Former governor of the Bank of Japan: the future demand has exhausted and low interest rate has become eternal

category:Finance
 Former governor of the Bank of Japan: the future demand has exhausted and low interest rate has become eternal


Where will global monetary policy go when two major central banks restart asset purchases? Can Japan, as the initiator of QE, provide experience for reference at this time?

It has been 12 years since the outbreak of the global financial crisis. Japans overall interest rate has remained at 0, specifically 0.5%, since the mid-1990s. Japan officially launched quantitative easing in March 2001, but up to now, most countries are adopting quantitative easing policies, while low interest rates are still continuing. Long term interest rates in the eurozone and Japan are already negative. Nowadays, it is in the environment of low growth and inflation. Low interest rate seems to be eternal.

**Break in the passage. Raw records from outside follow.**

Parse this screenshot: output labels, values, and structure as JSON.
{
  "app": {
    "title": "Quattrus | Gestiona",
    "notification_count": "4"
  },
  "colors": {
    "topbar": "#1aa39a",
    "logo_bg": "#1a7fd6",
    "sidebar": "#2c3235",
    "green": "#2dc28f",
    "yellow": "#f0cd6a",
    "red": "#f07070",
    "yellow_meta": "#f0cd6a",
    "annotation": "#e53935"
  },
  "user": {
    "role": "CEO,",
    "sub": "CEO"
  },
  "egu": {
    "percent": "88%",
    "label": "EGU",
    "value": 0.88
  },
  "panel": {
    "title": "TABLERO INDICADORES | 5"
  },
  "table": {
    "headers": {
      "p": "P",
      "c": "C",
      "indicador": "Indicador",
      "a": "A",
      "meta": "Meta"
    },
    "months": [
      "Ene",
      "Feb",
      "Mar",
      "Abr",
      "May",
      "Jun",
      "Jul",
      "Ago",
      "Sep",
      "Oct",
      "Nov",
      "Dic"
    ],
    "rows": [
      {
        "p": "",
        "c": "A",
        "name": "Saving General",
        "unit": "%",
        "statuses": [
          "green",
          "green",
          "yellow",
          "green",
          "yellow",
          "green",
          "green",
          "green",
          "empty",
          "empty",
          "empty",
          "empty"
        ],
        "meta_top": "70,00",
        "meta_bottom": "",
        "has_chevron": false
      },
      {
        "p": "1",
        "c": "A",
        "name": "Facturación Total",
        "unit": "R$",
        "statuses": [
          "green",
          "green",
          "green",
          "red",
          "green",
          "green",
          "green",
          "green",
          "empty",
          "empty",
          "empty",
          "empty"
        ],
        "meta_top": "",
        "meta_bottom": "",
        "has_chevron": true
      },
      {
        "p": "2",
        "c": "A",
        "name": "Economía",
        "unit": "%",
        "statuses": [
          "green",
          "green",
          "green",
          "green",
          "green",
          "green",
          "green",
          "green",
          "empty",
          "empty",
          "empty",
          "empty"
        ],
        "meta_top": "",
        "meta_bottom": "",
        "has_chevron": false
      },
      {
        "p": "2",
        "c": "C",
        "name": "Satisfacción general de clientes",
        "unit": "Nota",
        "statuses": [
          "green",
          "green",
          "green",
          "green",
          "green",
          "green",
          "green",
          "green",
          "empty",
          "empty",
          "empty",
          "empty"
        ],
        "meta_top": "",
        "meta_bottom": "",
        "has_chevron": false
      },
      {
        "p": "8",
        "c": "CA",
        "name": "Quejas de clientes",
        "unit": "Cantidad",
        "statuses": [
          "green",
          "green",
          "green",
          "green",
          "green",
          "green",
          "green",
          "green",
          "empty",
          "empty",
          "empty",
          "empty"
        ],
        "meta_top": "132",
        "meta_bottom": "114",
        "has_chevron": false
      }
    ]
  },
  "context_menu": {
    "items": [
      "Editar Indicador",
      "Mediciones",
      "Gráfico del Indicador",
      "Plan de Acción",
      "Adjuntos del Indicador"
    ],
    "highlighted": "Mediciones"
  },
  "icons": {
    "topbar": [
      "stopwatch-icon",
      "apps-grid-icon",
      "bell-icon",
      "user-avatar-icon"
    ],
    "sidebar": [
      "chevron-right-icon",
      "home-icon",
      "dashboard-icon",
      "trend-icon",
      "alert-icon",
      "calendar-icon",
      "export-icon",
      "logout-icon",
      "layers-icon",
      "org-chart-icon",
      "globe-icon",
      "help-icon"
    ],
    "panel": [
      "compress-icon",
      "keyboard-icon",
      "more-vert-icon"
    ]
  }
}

With the prevalence of populism, a large number of negative emotions point to the low interest rate and quantitative easing policy of the central bank.

Baichuan Fangming visual China data map

At this new turning point, the Bank of Japans predecessor, Akira Nagasawa, who was in office from March 2008 to March 2013, shared Japans experience when attending the first Bund financial summit on October 27.

Two effective transmission mechanisms of monetary policy: the main transmission mechanism is to bring future demand to the present and borrow future demand. This is certainly effective. But if the impact on the economy is not temporary, it will not work. Because one day we may borrow the needs of the day after tomorrow, sooner or later the day after tomorrow will become today.

The second mechanism of monetary policy transmission is to bring foreign demand to China, such as exchange rate management. But again, the valid premise is that the impact on the economy is unique and specific to that country, because all countries can lower their exchange rates. For example, when the global financial crisis broke out, Japan maintained a lower exchange rate. It can be said that quantitative easing effectively avoided the collapse of the financial system, so Mr. Shirakawa said he strongly supported the first round of quantitative easing (QE1).

But what is the impact of QE on the macroeconomic side?

Mr Shirakawa is sceptical. He pointed out two facts. First, comparing the GDP after the bubble burst and the bubble peak (Japan 1991 and the US 2007), we can see no specific differences by comparing the United States, Japan, Europe and the United Kingdom. In the case of the United States, the unemployment rate in the United States has declined since 2009, but we cant see the obvious effect after QE2 and qe3.

Mr Shirakawas answer is forever low interest rates. Mr. Shirakawa believes that it can be expected that the world will maintain a very low interest rate range for a long time in the future. Because future demand is exhausted, interest rates will naturally fall. Enter such a low interest rate environment, so that low-efficiency enterprises can continue to survive, then the potential growth rate will also decline, so the central bank can only follow such a low interest rate trend. At present, policy makers and scholars are calling for the implementation of expanding fiscal policy, which is a strategy to promote growth. But Mr. Shirakawa is still skeptical. Can a positive fiscal policy really solve the immediate problem? Because if the future demand is mentioned to the present, the future demand, whether from the private sector or the public sector, is to put the demand first. According to Baichuan Fangming, improving productivity is still the core solution to the fundamental problem. Therefore, the key is to direct investment to projects with high productivity. Source: surging news editor: Wang Xiaowu NF

Mr Shirakawas answer is forever low interest rates. Mr. Shirakawa believes that it can be expected that the world will maintain a very low interest rate range for a long time in the future. Because future demand is exhausted, interest rates will naturally fall. Enter such a low interest rate environment, so that low-efficiency enterprises can continue to survive, then the potential growth rate will also decline, so the central bank can only follow such a low interest rate trend.

At present, policy makers and scholars are calling for the implementation of expanding fiscal policy, which is a strategy to promote growth. But Mr. Shirakawa is still skeptical. Can a positive fiscal policy really solve the immediate problem? Because if the future demand is mentioned to the present, the future demand, whether from the private sector or the public sector, is to put the demand first. According to Baichuan Fangming, improving productivity is still the core solution to the fundamental problem. Therefore, the key is to direct investment to projects with high productivity.